Spotted this on MCN recently, some interesting Points:
You are blind
That’s the bad news. For small but significant periods of time you are completely incapable of seeing anything at all. Most of the time this is not a problem. But it’s a big problem if another vehicle is about to occupy the same point in space as you.
The good news is that understanding why we sometimes do not see things allows us to adopt defensive strategies that tip the odds in our favour.
Peripheral vision sucks
Only a small part of the retina, in the centre and called the fovea, can see detail. The rest of the retina contributes peripheral vision but cannot resolve detail. Just 20 degrees away from your sightline your visual acuity is reduced by 80%.
To test this, stand 10 metres from a car, look one car’s width to the side and try to read the number plate. Try again from 5m. Technically, you are blind to detail in your peripheral vision. But it is very good at detecting movement.
Focus
Unfortunately, if you are going to collide with another moving object, and you are both travelling on a straight path, there is no apparent movement to the occupant of either vehicle. That is, to each the other will remain in exactly the same position until impact.
There is no relative movement – so our peripheral vision is not suited to detecting it. To have a good chance of seeing an object on a collision course, we need to move our eyes, and probably head, to bring it into the centre of our vision.
You cannot scan
Our eyes are incapable of moving smoothly across a scene and seeing everything. They move in a series of fast jumps, called saccades, with very short pauses, and it is only during the pauses that an image is processed.
Our brains fill the gaps with peripheral vision and assumption. Test this by looking repeatedly from your right to left eye in a mirror. You will not be able to see your eyes moving. Now have a friend do the same. You will see their eyes moving quite markedly.
This is because your brain actually blocks images received within a saccade. Experiments have shown that it is impossible to see even a flash of light. I am convinced this is the phenomenon behind drivers pulling out on motorcyclists at junctions. If a driver at a junction isn’t looking directly at you… worry!
Slow down
By changing your speed as you approach a junction, even when the road seems clear, you can help to create relative movement between you and another vehicle approaching the same junction at a constant speed.
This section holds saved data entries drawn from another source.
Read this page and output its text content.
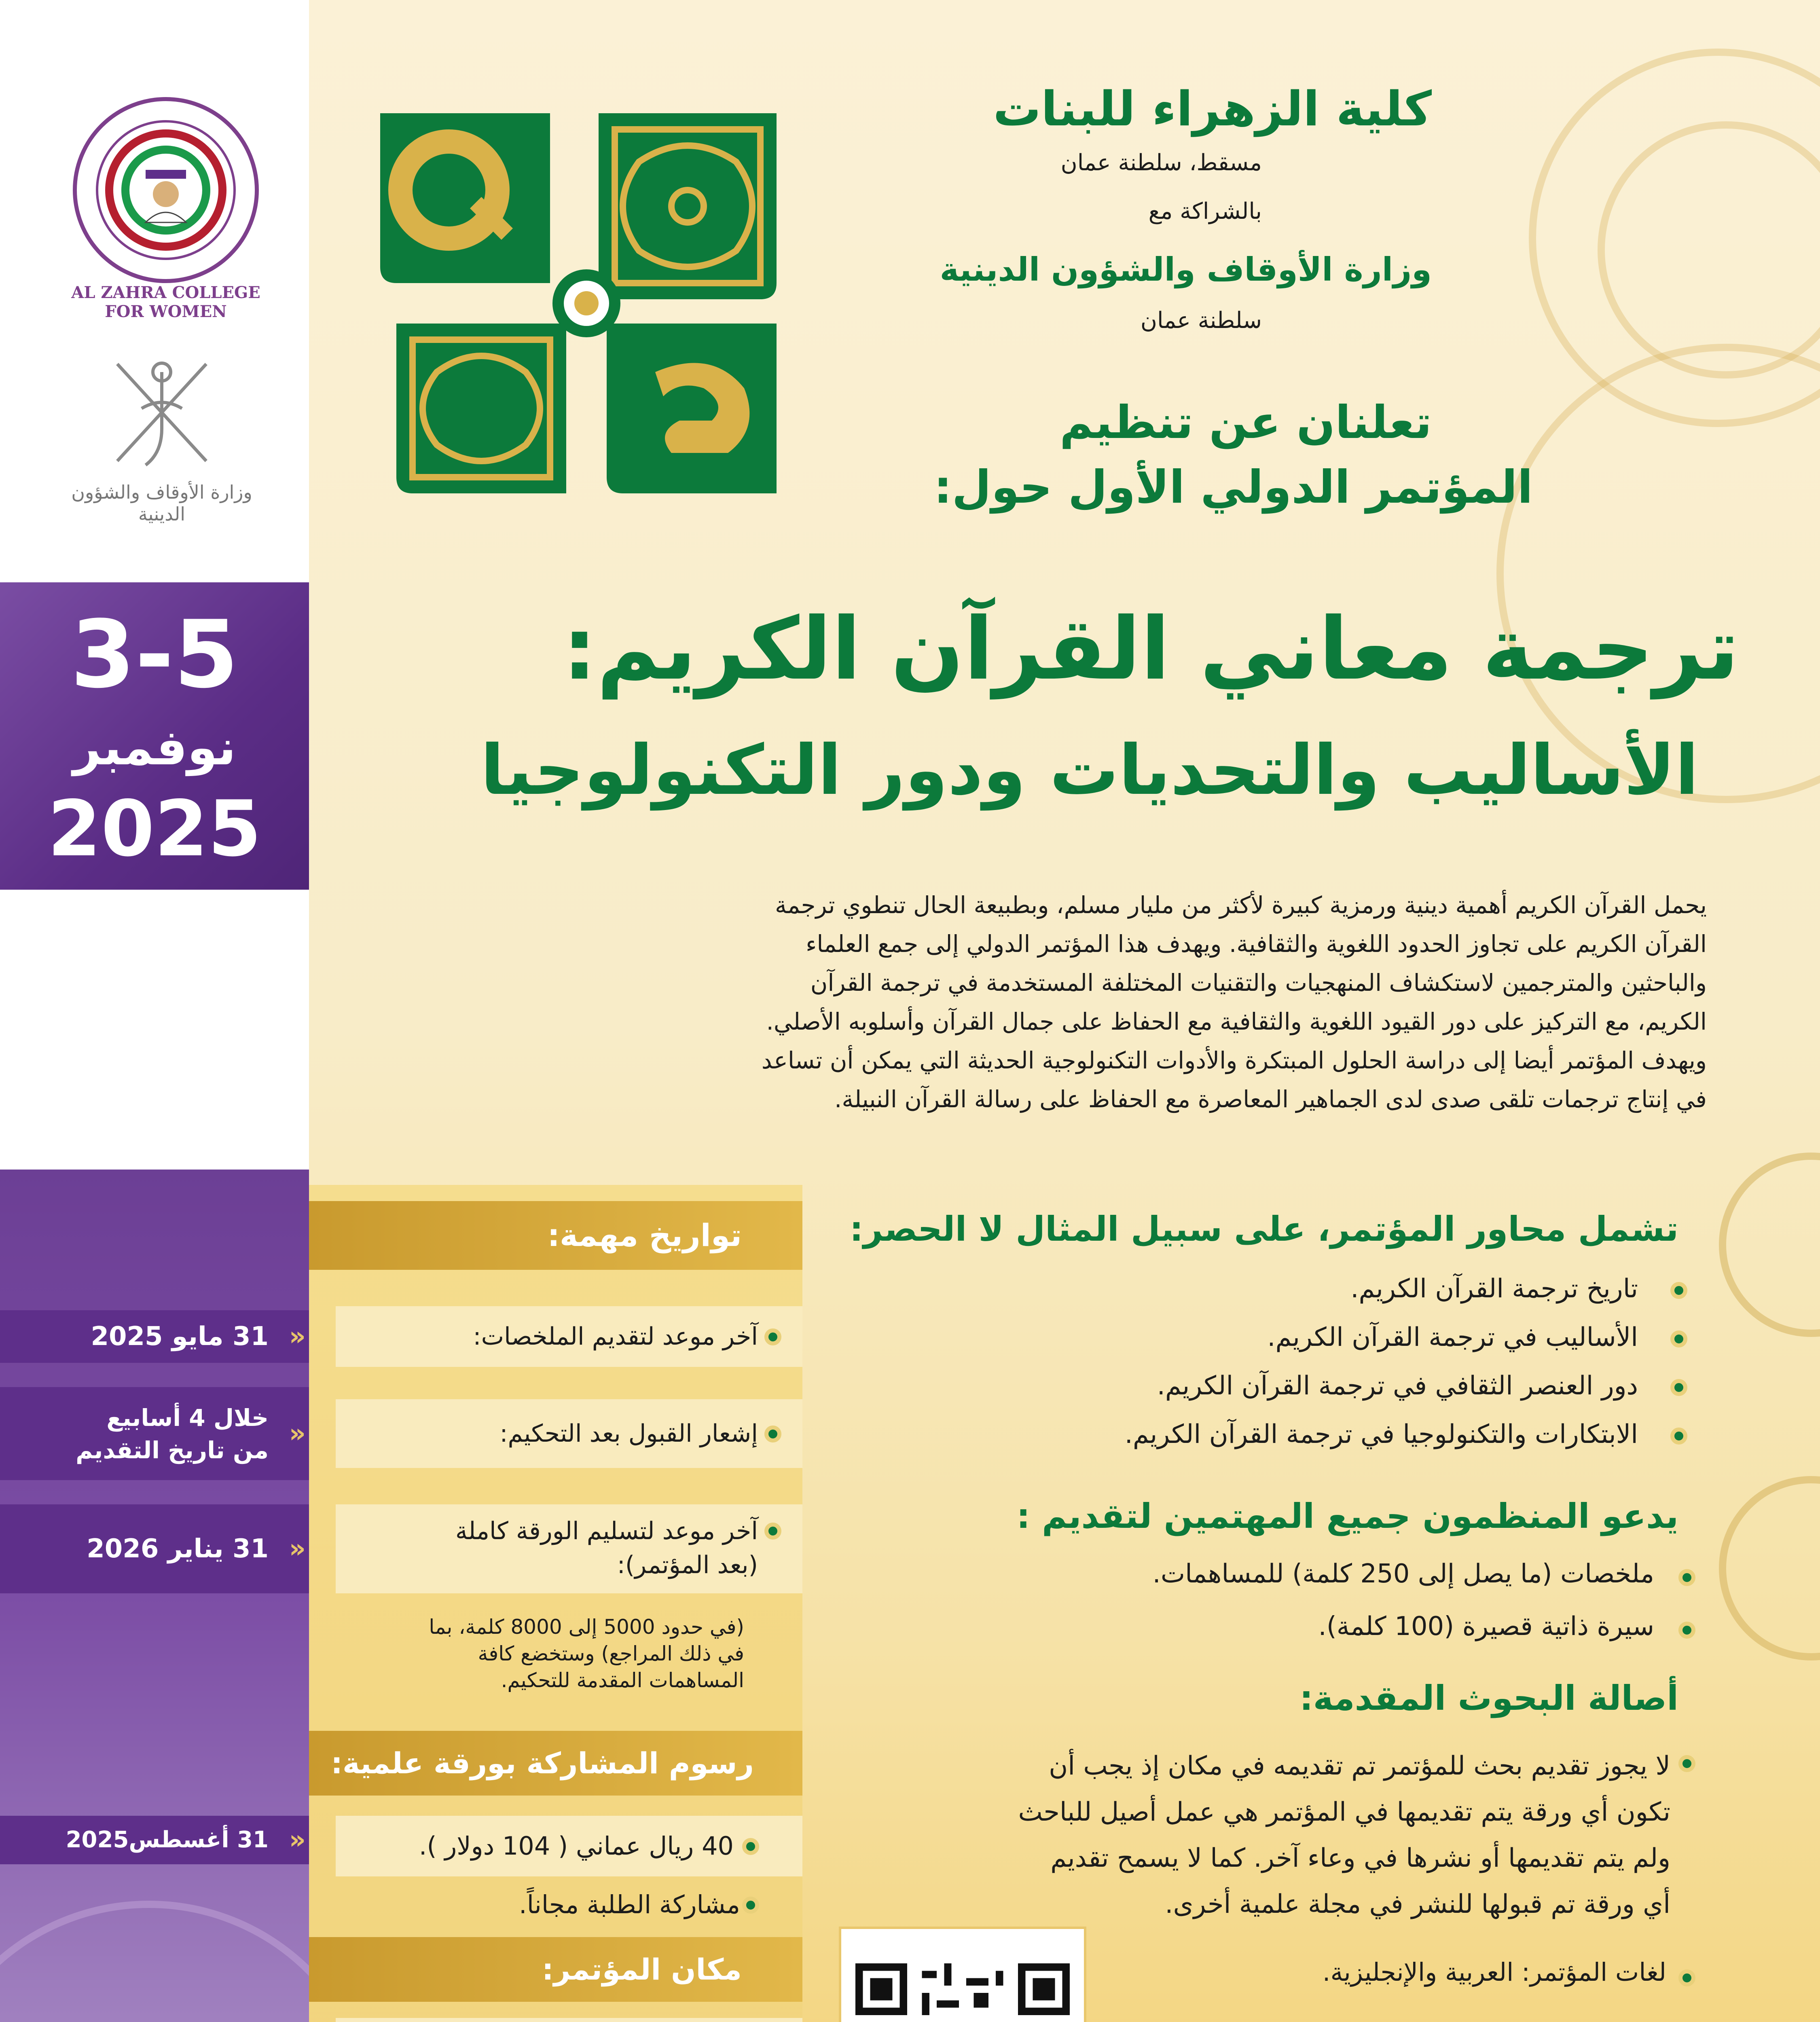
AL ZAHRA COLLEGE FOR WOMEN
وزارة الأوقاف والشؤون الدينية
كلية الزهراء للبنات
مسقط، سلطنة عمان
بالشراكة مع
وزارة الأوقاف والشؤون الدينية
سلطنة عمان
تعلنان عن تنظيم
المؤتمر الدولي الأول حول:
3-5
نوفمبر
2025
ترجمة معاني القرآن الكريم:
الأساليب والتحديات ودور التكنولوجيا
يحمل القرآن الكريم أهمية دينية ورمزية كبيرة لأكثر من مليار مسلم، وبطبيعة الحال تنطوي ترجمة
القرآن الكريم على تجاوز الحدود اللغوية والثقافية. ويهدف هذا المؤتمر الدولي إلى جمع العلماء
والباحثين والمترجمين لاستكشاف المنهجيات والتقنيات المختلفة المستخدمة في ترجمة القرآن
الكريم، مع التركيز على دور القيود اللغوية والثقافية مع الحفاظ على جمال القرآن وأسلوبه الأصلي.
ويهدف المؤتمر أيضا إلى دراسة الحلول المبتكرة والأدوات التكنولوجية الحديثة التي يمكن أن تساعد
في إنتاج ترجمات تلقى صدى لدى الجماهير المعاصرة مع الحفاظ على رسالة القرآن النبيلة.
تواريخ مهمة:
آخر موعد لتقديم الملخصات:
31 مايو 2025 «
إشعار القبول بعد التحكيم:
خلال 4 أسابيع
من تاريخ التقديم
«
آخر موعد لتسليم الورقة كاملة
(بعد المؤتمر):
31 يناير 2026 «
(في حدود 5000 إلى 8000 كلمة، بما
في ذلك المراجع) وستخضع كافة
المساهمات المقدمة للتحكيم.
رسوم المشاركة بورقة علمية:
40 ريال عماني ( 104 دولار ).
31 أغسطس2025 «
مشاركة الطلبة مجاناً.
مكان المؤتمر:
تشمل محاور المؤتمر، على سبيل المثال لا الحصر:
تاريخ ترجمة القرآن الكريم.
الأساليب في ترجمة القرآن الكريم.
دور العنصر الثقافي في ترجمة القرآن الكريم.
الابتكارات والتكنولوجيا في ترجمة القرآن الكريم.
يدعو المنظمون جميع المهتمين لتقديم :
ملخصات (ما يصل إلى 250 كلمة) للمساهمات.
سيرة ذاتية قصيرة (100 كلمة).
أصالة البحوث المقدمة:
لا يجوز تقديم بحث للمؤتمر تم تقديمه في مكان إذ يجب أن
تكون أي ورقة يتم تقديمها في المؤتمر هي عمل أصيل للباحث
ولم يتم تقديمها أو نشرها في وعاء آخر. كما لا يسمح تقديم
أي ورقة تم قبولها للنشر في مجلة علمية أخرى.
لغات المؤتمر: العربية والإنجليزية.
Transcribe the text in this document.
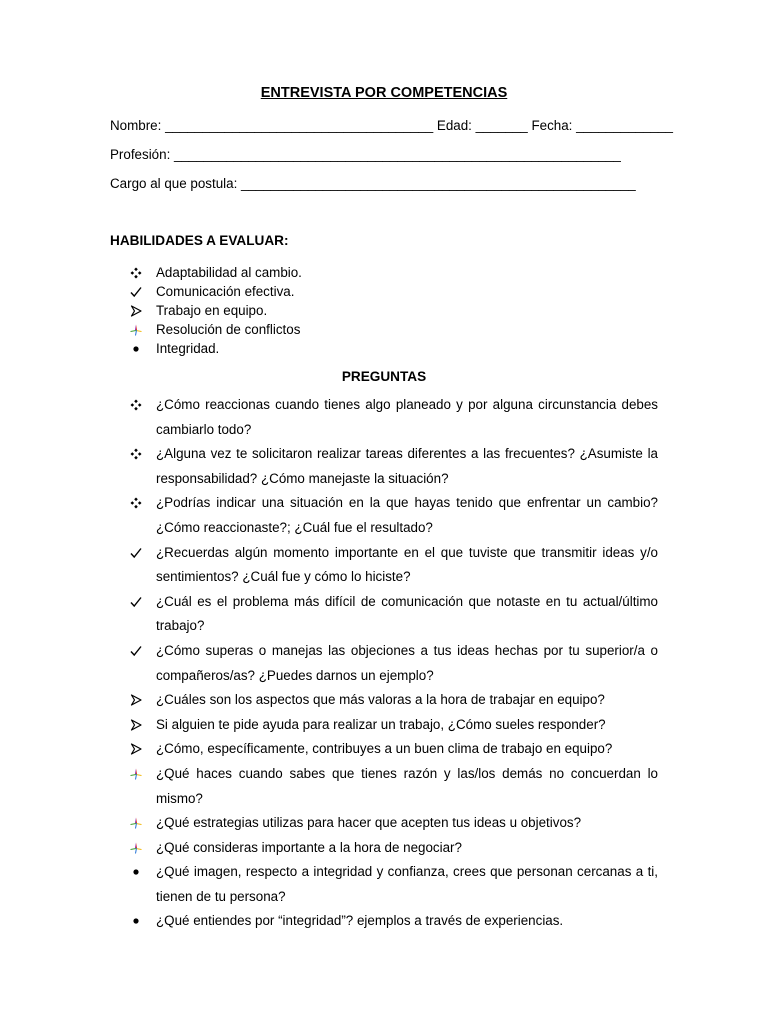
ENTREVISTA POR COMPETENCIAS
Nombre: ____________________________________ Edad: _______ Fecha: _____________
Profesión: ____________________________________________________________
Cargo al que postula: _____________________________________________________
HABILIDADES A EVALUAR:
Adaptabilidad al cambio.
Comunicación efectiva.
Trabajo en equipo.
Resolución de conflictos
Integridad.
PREGUNTAS
¿Cómo reaccionas cuando tienes algo planeado y por alguna circunstancia debes cambiarlo todo?
¿Alguna vez te solicitaron realizar tareas diferentes a las frecuentes? ¿Asumiste la responsabilidad? ¿Cómo manejaste la situación?
¿Podrías indicar una situación en la que hayas tenido que enfrentar un cambio? ¿Cómo reaccionaste?; ¿Cuál fue el resultado?
¿Recuerdas algún momento importante en el que tuviste que transmitir ideas y/o sentimientos? ¿Cuál fue y cómo lo hiciste?
¿Cuál es el problema más difícil de comunicación que notaste en tu actual/último trabajo?
¿Cómo superas o manejas las objeciones a tus ideas hechas por tu superior/a o compañeros/as? ¿Puedes darnos un ejemplo?
¿Cuáles son los aspectos que más valoras a la hora de trabajar en equipo?
Si alguien te pide ayuda para realizar un trabajo, ¿Cómo sueles responder?
¿Cómo, específicamente, contribuyes a un buen clima de trabajo en equipo?
¿Qué haces cuando sabes que tienes razón y las/los demás no concuerdan lo mismo?
¿Qué estrategias utilizas para hacer que acepten tus ideas u objetivos?
¿Qué consideras importante a la hora de negociar?
¿Qué imagen, respecto a integridad y confianza, crees que personan cercanas a ti, tienen de tu persona?
¿Qué entiendes por “integridad”? ejemplos a través de experiencias.
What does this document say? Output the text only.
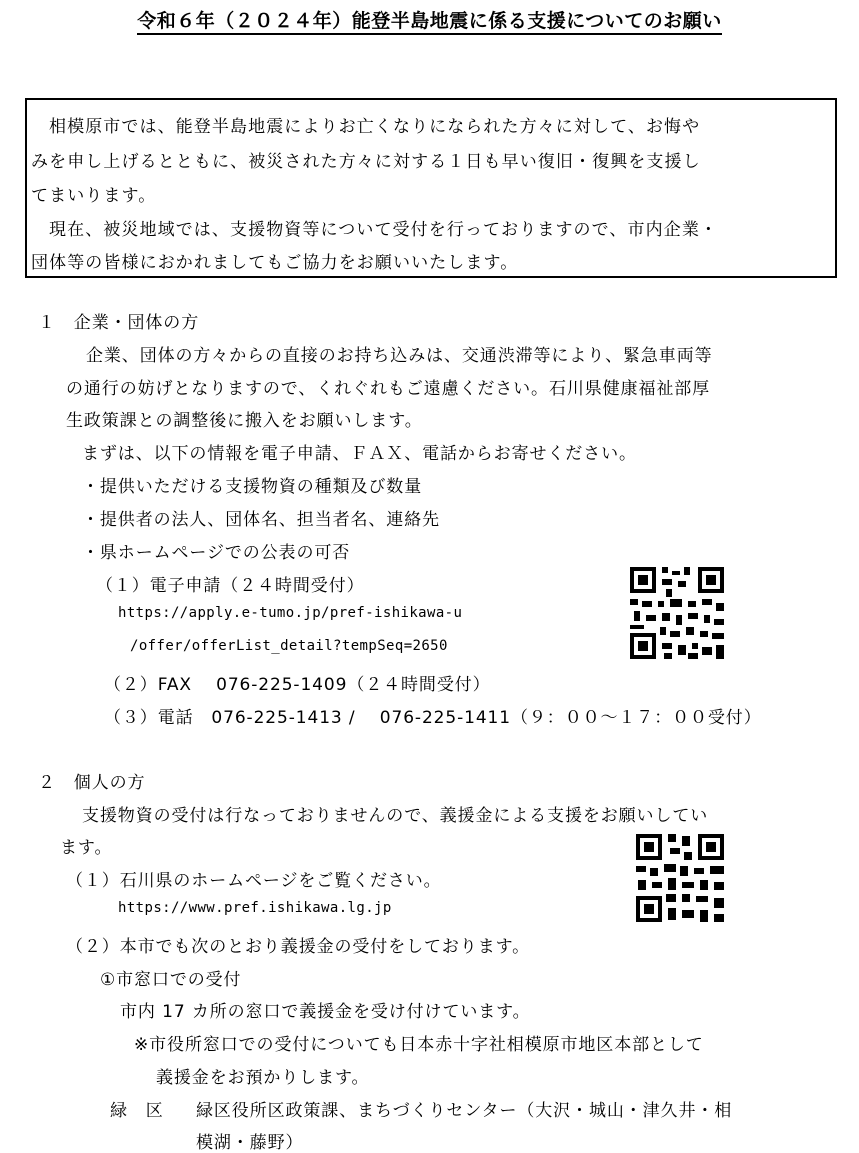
令和６年（２０２４年）能登半島地震に係る支援についてのお願い
相模原市では、能登半島地震によりお亡くなりになられた方々に対して、お悔や
みを申し上げるとともに、被災された方々に対する１日も早い復旧・復興を支援し
てまいります。
現在、被災地域では、支援物資等について受付を行っておりますので、市内企業・
団体等の皆様におかれましてもご協力をお願いいたします。
１　企業・団体の方
企業、団体の方々からの直接のお持ち込みは、交通渋滞等により、緊急車両等
の通行の妨げとなりますので、くれぐれもご遠慮ください。石川県健康福祉部厚
生政策課との調整後に搬入をお願いします。
まずは、以下の情報を電子申請、ＦＡＸ、電話からお寄せください。
・提供いただける支援物資の種類及び数量
・提供者の法人、団体名、担当者名、連絡先
・県ホームページでの公表の可否
（１）電子申請（２４時間受付）
https://apply.e-tumo.jp/pref-ishikawa-u
/offer/offerList_detail?tempSeq=2650
（２）FAX　 076-225-1409（２４時間受付）
（３）電話　076-225-1413 /　 076-225-1411（９：００～１７：００受付）
２　個人の方
支援物資の受付は行なっておりませんので、義援金による支援をお願いしてい
ます。
（１）石川県のホームページをご覧ください。
https://www.pref.ishikawa.lg.jp
（２）本市でも次のとおり義援金の受付をしております。
①市窓口での受付
市内 17 カ所の窓口で義援金を受け付けています。
※市役所窓口での受付についても日本赤十字社相模原市地区本部として
義援金をお預かりします。
緑　区 緑区役所区政策課、まちづくりセンター（大沢・城山・津久井・相
模湖・藤野）
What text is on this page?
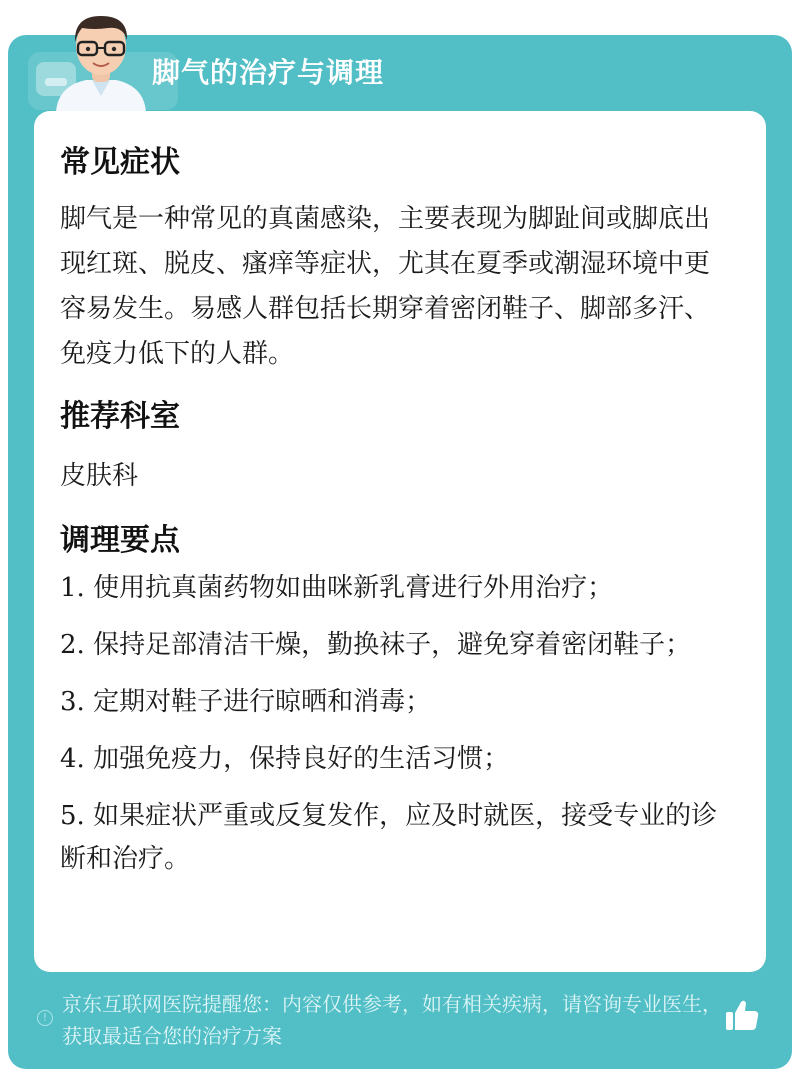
脚气的治疗与调理
常见症状

脚气是一种常见的真菌感染，主要表现为脚趾间或脚底出现红斑、脱皮、瘙痒等症状，尤其在夏季或潮湿环境中更容易发生。易感人群包括长期穿着密闭鞋子、脚部多汗、免疫力低下的人群。

推荐科室

皮肤科

调理要点
1. 使用抗真菌药物如曲咪新乳膏进行外用治疗；
2. 保持足部清洁干燥，勤换袜子，避免穿着密闭鞋子；
3. 定期对鞋子进行晾晒和消毒；
4. 加强免疫力，保持良好的生活习惯；
5. 如果症状严重或反复发作，应及时就医，接受专业的诊断和治疗。
!
京东互联网医院提醒您：内容仅供参考，如有相关疾病，请咨询专业医生，获取最适合您的治疗方案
If a driver has failed to see you directly, he’s then more likely to spot you in his peripheral vision.
Beware windscreen pillars
Research has shown that we tend not to look near to the edges of a framed scene. In a car the frame is the windscreen. So not only do the pillars represent a physical blind spot, but the driver will also tend not to fixate near to them, leading to an even bigger jump, or saccade, around them.
This is called windscreen zoning. Remember this when a windscreen pillar is between you and a driver’s face.
Assume something is there
Just when you thought it couldn’t get any worse, your brain is also less likely to register something you are not expecting to see.
Here we’re entering a scary territory referred to as ‘aviation psychology’. Suffice to say that if you think the road is empty, you are less likely to see a vehicle actually present.
Look methodically
When you look left and right at a junction, always deliberately focus on at least three different spots along the road in each direction – close, middle-distance and far.
With practice, this can still be accomplished quickly, and each pause is only for a fraction of a second. It means you are overriding the natural limitations of the eye and brain. Fighter pilots call this a ‘lookout scan’ and it is vital to their survival.
Look twice
Always look right and left at least twice. If you repeat the same lookout scan, which you will with practice, any vehicle masked by a saccade on the first look is less likely to be missed on the second.
This does not apply if you charge into a junction at a constant speed. Then a vehicle on a collision course will stay in the same relative position in your vision – if you miss it the first time, you will probably miss it the second time too.
Think: where is
the sun?
It’s generally understood that low sun can make it difficult to see, but not why: driving into sun reduces contrast, especially when vehicles with a small profile fall into the shadow of larger objects. Even large vehicles, but especially smaller ones like motorbikes, can become hidden.